O que está acontecendo com o mundo, em particular com América Latina, que até Holliwood precisa dar uma versão com seu novo hit Joker das barricadas de fogo? A primeira coisa que precisamos falar é o sujeito por trás dessa questão.
Cada vez mais o capitalismo inventa desculpas para não lidar com um fato concreto, as juventudes hoje estão perdidas. O pacto de classe criado para enfrentar a União Soviética se baseava em uma simples premissa: se você conseguisse um bom emprego, principalmente depois de ir à universidade, teria algum conforto pelo resto da sua vida. A aceitação social da desigualdade se fundamentava nessa suposição de igualdade. Uma família pobre aceitava sua pobreza na esperança de fazer um dos seus filhos “doutor” e com isso resgatar sua família. Existia um suposto espaço de segurança que fazia com que a classe trabalhadora renunciasse seus direitos concretos em nome da sua juventude. Com o fim da União Soviética, o Capitalismo perdeu a vergonha e rompeu este pacto, tendo na educação um dos seus principais pontos de interesses de comercialização, e avançando nas reformas que pouco a pouco desmontaram os “empregos estáveis” tão almejados pela população pobre.

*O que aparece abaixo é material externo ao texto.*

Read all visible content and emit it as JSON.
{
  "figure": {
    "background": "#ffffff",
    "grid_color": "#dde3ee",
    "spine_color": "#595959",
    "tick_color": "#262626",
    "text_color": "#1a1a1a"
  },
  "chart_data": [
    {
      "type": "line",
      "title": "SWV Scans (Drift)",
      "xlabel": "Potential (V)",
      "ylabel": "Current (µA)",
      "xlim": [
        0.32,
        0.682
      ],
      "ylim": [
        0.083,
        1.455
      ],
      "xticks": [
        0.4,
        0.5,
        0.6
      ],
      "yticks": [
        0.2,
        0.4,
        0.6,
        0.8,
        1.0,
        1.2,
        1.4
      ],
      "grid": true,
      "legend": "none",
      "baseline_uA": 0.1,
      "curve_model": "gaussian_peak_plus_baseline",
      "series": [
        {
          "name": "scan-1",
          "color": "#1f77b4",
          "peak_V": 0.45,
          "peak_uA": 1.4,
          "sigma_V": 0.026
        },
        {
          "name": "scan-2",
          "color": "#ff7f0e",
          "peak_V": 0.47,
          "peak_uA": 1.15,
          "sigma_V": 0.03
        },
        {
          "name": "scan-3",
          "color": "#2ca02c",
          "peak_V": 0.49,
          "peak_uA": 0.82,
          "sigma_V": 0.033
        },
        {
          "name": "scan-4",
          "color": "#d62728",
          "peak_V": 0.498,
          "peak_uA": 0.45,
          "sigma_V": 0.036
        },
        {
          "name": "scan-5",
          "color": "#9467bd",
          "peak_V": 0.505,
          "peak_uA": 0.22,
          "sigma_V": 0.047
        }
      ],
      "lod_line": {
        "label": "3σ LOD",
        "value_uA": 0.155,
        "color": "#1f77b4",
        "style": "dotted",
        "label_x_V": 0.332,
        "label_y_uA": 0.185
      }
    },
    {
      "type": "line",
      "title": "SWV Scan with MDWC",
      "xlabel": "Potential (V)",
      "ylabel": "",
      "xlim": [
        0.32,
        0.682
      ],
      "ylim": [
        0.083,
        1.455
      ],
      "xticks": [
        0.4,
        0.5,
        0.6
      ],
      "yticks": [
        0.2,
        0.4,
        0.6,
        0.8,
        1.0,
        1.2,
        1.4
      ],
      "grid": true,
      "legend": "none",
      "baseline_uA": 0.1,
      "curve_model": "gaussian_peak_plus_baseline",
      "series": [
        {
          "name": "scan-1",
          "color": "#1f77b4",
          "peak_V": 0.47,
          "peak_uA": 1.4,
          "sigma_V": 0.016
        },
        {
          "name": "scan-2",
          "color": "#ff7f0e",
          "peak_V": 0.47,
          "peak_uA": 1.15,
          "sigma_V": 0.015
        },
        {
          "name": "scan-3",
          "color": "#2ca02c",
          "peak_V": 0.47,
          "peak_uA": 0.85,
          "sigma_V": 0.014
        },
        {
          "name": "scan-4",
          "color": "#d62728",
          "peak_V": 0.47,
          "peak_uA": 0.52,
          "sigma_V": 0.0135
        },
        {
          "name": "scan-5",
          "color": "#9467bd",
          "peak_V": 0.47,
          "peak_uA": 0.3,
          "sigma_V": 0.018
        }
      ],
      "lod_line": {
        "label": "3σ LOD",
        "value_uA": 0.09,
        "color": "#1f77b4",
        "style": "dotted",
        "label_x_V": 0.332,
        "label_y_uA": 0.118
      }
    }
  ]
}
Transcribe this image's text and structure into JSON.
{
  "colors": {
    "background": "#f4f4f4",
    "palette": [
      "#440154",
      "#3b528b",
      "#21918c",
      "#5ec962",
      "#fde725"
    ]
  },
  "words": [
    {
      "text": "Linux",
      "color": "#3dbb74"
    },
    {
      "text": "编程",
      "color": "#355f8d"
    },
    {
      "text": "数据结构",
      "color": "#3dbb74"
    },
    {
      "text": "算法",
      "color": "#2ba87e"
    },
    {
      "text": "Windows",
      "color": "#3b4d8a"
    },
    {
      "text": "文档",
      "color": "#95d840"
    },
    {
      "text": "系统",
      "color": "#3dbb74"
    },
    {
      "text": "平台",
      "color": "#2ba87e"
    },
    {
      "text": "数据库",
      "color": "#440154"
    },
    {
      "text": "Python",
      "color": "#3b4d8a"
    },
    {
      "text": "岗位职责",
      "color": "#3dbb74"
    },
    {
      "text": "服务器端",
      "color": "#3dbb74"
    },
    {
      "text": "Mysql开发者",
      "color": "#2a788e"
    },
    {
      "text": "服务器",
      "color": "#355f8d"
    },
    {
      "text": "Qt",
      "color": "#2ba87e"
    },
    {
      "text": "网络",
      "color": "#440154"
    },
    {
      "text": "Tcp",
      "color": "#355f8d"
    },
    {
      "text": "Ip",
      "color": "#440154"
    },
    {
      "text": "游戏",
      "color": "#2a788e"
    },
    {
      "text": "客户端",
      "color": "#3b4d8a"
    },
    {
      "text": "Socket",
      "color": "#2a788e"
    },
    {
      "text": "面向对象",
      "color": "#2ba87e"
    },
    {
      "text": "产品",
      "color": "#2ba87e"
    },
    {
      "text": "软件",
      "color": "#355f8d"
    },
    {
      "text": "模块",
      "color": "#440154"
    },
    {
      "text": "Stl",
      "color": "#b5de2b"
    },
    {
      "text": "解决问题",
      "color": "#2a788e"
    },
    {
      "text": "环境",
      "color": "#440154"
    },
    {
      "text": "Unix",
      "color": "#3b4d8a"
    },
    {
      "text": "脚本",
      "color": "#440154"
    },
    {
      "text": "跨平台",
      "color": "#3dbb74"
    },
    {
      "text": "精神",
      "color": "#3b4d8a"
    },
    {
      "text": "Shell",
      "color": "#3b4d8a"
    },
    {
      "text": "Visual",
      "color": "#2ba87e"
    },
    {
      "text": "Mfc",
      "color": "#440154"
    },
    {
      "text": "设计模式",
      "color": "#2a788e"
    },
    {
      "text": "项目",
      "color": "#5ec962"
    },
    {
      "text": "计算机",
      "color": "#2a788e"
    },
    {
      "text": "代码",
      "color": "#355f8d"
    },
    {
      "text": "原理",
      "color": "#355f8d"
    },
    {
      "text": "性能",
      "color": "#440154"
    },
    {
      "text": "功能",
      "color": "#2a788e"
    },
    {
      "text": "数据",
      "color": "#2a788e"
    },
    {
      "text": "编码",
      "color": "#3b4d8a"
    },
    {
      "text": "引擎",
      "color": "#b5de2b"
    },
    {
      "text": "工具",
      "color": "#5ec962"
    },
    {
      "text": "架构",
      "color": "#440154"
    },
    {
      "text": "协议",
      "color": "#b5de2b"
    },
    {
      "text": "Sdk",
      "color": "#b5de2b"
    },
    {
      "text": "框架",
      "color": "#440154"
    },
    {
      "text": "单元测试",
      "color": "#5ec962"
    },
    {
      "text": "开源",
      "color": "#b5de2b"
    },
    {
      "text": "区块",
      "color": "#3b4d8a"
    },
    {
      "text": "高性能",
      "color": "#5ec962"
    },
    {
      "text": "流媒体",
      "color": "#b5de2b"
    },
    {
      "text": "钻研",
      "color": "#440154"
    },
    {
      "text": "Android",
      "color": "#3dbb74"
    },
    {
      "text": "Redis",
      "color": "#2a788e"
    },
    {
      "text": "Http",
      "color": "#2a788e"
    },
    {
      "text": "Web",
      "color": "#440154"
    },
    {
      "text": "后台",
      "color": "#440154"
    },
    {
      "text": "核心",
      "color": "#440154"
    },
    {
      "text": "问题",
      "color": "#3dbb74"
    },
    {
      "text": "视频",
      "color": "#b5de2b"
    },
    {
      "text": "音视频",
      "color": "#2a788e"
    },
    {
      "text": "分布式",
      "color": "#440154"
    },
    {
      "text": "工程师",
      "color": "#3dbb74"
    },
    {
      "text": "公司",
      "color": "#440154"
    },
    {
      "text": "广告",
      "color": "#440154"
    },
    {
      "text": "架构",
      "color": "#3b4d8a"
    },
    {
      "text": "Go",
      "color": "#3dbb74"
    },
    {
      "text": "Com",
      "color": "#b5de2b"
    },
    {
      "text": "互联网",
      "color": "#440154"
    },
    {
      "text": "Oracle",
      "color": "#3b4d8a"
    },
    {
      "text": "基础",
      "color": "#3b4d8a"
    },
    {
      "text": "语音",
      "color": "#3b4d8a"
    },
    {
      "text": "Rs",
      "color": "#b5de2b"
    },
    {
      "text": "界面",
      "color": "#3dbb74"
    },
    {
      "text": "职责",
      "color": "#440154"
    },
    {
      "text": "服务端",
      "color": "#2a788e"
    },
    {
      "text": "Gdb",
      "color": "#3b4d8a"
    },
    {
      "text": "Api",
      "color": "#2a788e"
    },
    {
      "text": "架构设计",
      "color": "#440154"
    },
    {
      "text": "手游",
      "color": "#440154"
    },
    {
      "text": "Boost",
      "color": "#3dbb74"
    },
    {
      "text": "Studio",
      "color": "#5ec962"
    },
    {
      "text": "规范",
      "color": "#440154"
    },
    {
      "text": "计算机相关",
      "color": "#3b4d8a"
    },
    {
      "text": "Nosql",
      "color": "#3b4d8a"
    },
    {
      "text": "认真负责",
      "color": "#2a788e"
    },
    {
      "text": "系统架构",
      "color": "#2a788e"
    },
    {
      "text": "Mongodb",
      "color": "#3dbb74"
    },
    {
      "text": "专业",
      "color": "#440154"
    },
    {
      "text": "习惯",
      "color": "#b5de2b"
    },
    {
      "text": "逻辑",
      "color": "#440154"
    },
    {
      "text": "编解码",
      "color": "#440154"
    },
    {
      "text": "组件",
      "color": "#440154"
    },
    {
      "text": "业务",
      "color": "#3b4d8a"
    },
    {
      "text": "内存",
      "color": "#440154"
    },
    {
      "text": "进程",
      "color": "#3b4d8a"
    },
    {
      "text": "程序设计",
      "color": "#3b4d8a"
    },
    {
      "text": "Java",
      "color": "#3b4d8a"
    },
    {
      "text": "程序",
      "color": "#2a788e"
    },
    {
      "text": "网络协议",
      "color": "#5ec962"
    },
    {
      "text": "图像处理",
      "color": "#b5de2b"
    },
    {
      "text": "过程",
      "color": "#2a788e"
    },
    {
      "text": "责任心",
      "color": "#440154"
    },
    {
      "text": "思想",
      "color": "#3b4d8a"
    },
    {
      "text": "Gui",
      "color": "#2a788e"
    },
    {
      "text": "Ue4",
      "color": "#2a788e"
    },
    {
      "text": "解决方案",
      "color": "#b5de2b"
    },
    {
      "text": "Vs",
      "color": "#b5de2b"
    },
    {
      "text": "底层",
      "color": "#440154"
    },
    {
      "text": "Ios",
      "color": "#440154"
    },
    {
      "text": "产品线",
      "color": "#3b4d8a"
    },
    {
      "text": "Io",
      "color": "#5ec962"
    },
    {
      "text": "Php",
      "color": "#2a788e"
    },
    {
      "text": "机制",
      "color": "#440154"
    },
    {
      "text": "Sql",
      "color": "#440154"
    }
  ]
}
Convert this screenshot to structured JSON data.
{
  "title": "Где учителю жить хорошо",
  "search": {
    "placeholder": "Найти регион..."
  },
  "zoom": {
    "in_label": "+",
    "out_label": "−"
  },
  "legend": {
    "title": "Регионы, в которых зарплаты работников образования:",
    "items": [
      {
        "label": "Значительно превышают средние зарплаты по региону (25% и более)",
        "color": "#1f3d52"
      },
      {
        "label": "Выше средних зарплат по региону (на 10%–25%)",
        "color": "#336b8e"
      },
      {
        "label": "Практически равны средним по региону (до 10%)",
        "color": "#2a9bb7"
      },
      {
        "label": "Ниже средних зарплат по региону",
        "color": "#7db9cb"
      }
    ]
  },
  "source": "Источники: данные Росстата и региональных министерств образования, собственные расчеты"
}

Como alternativa, começam a oferecer o discurso barato do empreendedorismo e venderam empresários bem sucedidos como os guias ilustrados presidenciais para isso. Piñera no Chile, Santos na Colômbia e agora o jovem economista Duque. Inclusive Rafael Correa cometeu o erro de apoiar o coach motivacional Lenín Moreno para entrar no governo. Todos esses personagens compartilham um traço em comum, são a cara “bonita e bem sucedida” de uma meritocracia que o neoliberalismo quer vender. O problema é que, ao contrário da lógica do bem-estar social, essa desculpa é muito mais difícil de tragar. A classe própria que se endividou para colocar seus filhos na universidade veem agora esses mesmos filhos desempregados ou com empregos que mal e mal pagam as parcelas do empréstimo universitário. O crescimento absurdo dos aluguéis em todas as grandes cidades fazem com que uma população cada vez mais urbana desista dos planos de construir famílias, e se sintam obrigados a dividir apartamentos com cada vez mais amigos ou desconhecidos para sobreviver a especulação imobiliária. O transporte come cada vez mais o pouco que sobrou entre dívidas universitárias e aluguel. E, como a cereja do bolo, cada vez mais aumenta a guerra dentro dos próprios jovens da classe trabalhadora, com os mais excluídos optando pela economia ilegal e os demais, desesperados pelo pouco que deixou o sistema para eles, criando um ódio social por medo de que lhe roubem o celular.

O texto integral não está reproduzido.